Interview
「ミガキイチゴ」を生んだ起業家が語る、
社会に新たな流れをつくる力
株式会社GRA
代表取締役CEO
岩佐 大輝さん
グロービス経営大学院 卒業生(2012年卒業)
2002年:大学在学中にITコンサルティングを主業とする「株式会社ズノウ」を設立
2011年:東日本大震災後に「特定非営利活動法人GRA」「農業生産法人GRA」を設立
アグリテックを軸とした「地方の再創造」をライフワークに。
故郷のイチゴ農業に変革を起こし、ひと粒1000円の「ミガキイチゴ」を開発。
2012年~2013年:インドに進出しイチゴ生産を開始。初収穫を実現
2014年:「ジャパンベンチャーアワード」(経済産業省主催)にて「東日本大震災復興賞」を受賞
2014年3月:初の著書『99%の絶望の中に「1%のチャンス」は実る』(ダイヤモンド社)を出版
株式会社グロービス
ベンチャーサポートチーム
内丸 瑞希
早稲田大学政治経済学部卒業。経営共創基盤にて海外進出・新規事業・M&Aのコンサルティング業務、投資先ベンチャー企業で事業開発・経営企画に携わる。その後、グロービスで法人向け経営者育成・組織開発 に法人営業として携わる。同じくグロービスにてKIBOW社会投資ファンドのキャピタリストおよびアクセラレーションプログラムG-STARTUPの企画・ファンドマネジメントを担当。
肩書き・プロフィールは取材当時の情報です。
IT企業を経営しながらグロービスで経営を学び、東日本大震災後には故郷・宮城県山元町でいちご農園を立ち上げた岩佐大輝さん。地域に働く場所をつくるため、農業にスタートアップ経営の考え方を応用し、ブランドいちご「ミガキイチゴ」を展開。アグリテック領域に新たな流れを生み出してきました。社会課題を前に、起業家は何を学び、どのように行動へ移していくのか。地域に根ざして事業をつくる岩佐さんの歩みから考えます。
起業家としての経験や感覚を、
体系的な経営知へつなげる
内丸:まず、グロービスに入学される前に感じていた課題や、入学された理由について教えていただけますか。

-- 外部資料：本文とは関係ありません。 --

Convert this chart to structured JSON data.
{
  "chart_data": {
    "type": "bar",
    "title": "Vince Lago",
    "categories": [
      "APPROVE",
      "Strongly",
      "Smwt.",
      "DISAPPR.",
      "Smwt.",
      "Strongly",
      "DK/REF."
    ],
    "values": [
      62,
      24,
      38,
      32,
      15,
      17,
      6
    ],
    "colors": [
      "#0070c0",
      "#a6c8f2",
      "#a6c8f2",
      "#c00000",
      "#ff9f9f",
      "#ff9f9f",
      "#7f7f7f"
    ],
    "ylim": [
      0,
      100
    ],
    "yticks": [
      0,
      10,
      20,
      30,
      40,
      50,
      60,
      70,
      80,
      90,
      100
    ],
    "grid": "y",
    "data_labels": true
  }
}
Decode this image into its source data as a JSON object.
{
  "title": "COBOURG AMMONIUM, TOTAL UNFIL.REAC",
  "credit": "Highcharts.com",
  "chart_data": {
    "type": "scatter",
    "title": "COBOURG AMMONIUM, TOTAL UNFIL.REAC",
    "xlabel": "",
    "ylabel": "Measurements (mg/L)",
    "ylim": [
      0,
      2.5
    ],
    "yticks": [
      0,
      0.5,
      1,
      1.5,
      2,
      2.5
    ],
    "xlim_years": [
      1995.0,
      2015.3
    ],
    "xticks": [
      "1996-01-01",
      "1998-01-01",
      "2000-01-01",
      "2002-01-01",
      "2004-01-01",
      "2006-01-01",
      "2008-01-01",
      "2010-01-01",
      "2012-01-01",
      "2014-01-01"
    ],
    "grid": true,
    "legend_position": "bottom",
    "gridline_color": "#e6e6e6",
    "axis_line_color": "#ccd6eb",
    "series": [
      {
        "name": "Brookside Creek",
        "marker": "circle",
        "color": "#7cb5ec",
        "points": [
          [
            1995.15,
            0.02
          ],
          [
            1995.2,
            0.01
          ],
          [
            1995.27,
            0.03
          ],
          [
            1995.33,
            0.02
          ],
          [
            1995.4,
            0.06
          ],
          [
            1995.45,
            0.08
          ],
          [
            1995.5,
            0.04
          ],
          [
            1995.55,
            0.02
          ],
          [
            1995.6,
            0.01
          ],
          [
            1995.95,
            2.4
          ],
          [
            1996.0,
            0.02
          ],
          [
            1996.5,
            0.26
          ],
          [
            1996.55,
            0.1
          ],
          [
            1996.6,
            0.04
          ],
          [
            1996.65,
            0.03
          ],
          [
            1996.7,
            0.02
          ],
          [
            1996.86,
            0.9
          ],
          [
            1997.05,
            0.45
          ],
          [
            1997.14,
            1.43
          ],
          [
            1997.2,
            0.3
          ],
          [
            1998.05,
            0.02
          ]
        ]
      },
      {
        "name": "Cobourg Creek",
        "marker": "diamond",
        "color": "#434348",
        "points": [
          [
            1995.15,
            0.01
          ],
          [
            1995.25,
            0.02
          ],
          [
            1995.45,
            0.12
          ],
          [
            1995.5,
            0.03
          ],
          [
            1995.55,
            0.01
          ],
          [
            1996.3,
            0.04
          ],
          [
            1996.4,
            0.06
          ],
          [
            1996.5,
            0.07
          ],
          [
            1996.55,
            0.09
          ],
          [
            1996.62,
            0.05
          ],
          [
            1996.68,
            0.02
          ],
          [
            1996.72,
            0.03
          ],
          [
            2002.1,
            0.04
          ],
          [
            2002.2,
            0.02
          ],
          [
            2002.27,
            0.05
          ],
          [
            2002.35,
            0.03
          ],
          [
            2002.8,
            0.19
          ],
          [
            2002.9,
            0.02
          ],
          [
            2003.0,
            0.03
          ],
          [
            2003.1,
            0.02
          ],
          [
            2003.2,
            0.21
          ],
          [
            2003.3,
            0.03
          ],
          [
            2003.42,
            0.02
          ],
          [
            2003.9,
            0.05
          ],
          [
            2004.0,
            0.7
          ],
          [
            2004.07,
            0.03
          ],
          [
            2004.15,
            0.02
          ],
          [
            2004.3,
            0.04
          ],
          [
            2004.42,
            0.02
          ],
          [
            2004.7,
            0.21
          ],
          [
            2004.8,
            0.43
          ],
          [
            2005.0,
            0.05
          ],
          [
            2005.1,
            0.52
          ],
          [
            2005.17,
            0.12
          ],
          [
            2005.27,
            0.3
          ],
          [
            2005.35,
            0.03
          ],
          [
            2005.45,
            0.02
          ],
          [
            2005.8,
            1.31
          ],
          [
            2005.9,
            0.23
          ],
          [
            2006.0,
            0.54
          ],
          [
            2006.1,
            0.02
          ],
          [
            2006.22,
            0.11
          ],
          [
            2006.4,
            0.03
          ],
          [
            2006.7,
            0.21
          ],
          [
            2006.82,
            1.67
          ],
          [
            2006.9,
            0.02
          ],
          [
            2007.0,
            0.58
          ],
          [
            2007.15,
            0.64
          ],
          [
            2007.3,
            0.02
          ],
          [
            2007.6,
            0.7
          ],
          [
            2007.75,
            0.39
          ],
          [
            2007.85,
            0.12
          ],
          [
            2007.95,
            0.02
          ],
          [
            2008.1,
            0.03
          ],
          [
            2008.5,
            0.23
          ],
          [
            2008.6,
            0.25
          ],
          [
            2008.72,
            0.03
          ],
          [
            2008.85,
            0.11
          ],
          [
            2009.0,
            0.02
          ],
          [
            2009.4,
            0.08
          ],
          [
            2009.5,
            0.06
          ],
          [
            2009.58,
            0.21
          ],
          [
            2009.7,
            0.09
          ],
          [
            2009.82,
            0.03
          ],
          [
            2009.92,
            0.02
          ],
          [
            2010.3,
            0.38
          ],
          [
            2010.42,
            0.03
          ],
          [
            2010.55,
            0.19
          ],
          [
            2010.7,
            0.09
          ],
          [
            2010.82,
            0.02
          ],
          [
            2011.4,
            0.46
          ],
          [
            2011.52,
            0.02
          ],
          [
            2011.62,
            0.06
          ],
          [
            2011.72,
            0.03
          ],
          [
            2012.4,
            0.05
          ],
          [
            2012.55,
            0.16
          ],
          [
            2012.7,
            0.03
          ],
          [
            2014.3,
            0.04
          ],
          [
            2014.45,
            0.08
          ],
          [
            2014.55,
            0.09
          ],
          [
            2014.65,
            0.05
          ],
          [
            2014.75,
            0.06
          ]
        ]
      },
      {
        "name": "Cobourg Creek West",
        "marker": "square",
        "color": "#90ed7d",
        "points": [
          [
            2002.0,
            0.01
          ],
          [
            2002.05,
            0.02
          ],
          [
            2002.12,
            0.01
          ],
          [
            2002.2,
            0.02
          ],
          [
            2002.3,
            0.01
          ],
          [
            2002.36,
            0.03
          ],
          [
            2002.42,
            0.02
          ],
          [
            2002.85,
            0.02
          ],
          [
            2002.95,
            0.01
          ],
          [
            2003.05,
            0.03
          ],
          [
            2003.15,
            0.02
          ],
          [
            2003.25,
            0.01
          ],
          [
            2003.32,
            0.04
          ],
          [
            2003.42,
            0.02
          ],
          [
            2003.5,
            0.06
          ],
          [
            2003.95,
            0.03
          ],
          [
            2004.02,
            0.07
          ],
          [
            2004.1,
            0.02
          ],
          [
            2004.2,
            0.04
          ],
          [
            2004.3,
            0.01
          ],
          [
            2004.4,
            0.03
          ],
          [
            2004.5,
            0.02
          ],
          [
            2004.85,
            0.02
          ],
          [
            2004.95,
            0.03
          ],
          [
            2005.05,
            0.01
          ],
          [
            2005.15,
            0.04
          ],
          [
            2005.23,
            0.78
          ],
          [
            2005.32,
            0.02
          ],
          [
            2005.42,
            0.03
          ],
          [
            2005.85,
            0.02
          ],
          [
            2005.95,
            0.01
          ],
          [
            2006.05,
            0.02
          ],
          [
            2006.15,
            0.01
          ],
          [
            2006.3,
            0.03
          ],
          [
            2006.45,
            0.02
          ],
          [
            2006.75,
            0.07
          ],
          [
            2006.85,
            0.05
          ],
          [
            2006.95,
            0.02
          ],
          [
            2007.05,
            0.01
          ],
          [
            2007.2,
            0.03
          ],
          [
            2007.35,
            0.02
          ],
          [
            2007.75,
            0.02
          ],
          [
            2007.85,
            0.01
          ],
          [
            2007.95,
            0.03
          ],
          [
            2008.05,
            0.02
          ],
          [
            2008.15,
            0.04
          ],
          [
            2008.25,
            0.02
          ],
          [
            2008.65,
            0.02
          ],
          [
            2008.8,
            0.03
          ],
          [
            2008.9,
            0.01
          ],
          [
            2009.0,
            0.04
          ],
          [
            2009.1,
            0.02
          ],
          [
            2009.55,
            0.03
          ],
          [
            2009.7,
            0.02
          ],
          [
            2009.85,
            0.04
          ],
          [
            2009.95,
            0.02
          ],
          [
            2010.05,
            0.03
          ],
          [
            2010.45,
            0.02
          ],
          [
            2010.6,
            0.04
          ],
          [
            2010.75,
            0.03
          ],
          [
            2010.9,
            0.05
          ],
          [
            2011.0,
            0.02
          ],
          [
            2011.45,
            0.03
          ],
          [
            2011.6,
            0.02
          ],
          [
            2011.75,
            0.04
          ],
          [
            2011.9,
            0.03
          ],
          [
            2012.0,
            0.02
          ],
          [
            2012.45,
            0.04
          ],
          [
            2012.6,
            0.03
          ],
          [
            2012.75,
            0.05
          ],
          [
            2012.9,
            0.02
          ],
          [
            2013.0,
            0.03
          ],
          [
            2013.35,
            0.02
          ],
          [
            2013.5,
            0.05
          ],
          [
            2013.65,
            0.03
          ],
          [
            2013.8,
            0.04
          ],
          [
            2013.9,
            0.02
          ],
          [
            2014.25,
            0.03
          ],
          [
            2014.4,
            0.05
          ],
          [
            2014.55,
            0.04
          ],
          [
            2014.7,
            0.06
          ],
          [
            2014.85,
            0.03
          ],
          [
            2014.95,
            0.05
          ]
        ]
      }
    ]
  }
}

岩佐:もともと起業したのは24歳くらいの頃です。ITコンサルティングを手がける会社を経営していました。2000年代はIT業界がとても伸びていた時期で、比較的順調に経営していたんです。
しかし、その後にリーマンショックが起き、会社の業績が大きく落ち込む時期がありました。幸い、会社が立ち行かなくなるようなことはありませんでしたが、このままでは常に行き当たりばったりになってしまうのではないかという漠然とした不安を感じました。経験や感覚だけで意思決定するのではなく、いちど経営を体系的に学ぶ必要がある。そう考えたのが、MBAを検討し始めたきっかけです。
内丸:すでに会社を経営されている中で、大学院に通うのは簡単ではなかったと思います。時間の面での葛藤はありませんでしたか。
岩佐:時間は本当になかったですね。ただ、起業家はみんな基本的に時間がないので、「落ち着いたら行こう」と思っていたら、いつまでも行けない。仕事の時間は変わらないわけですから、それ以外の時間を学びに投資するしかないという感覚でした。
当時、働きながら通える大学院を探したのですが、土日や平日夜に授業が受けられるのはグロービスぐらいしかなかった。そこで、グロービスで学ぶことを決めました。
人生の時間をどこに使うのか。
震災後の行動を支えた問い
内丸:グロービスに入学されてから約1年後に、東日本大震災が起きました。ご自身の会社を経営されている中で、すぐにボランティアチームを立ち上げ、活動を続けられています。なぜそこまで動くことができたのでしょうか。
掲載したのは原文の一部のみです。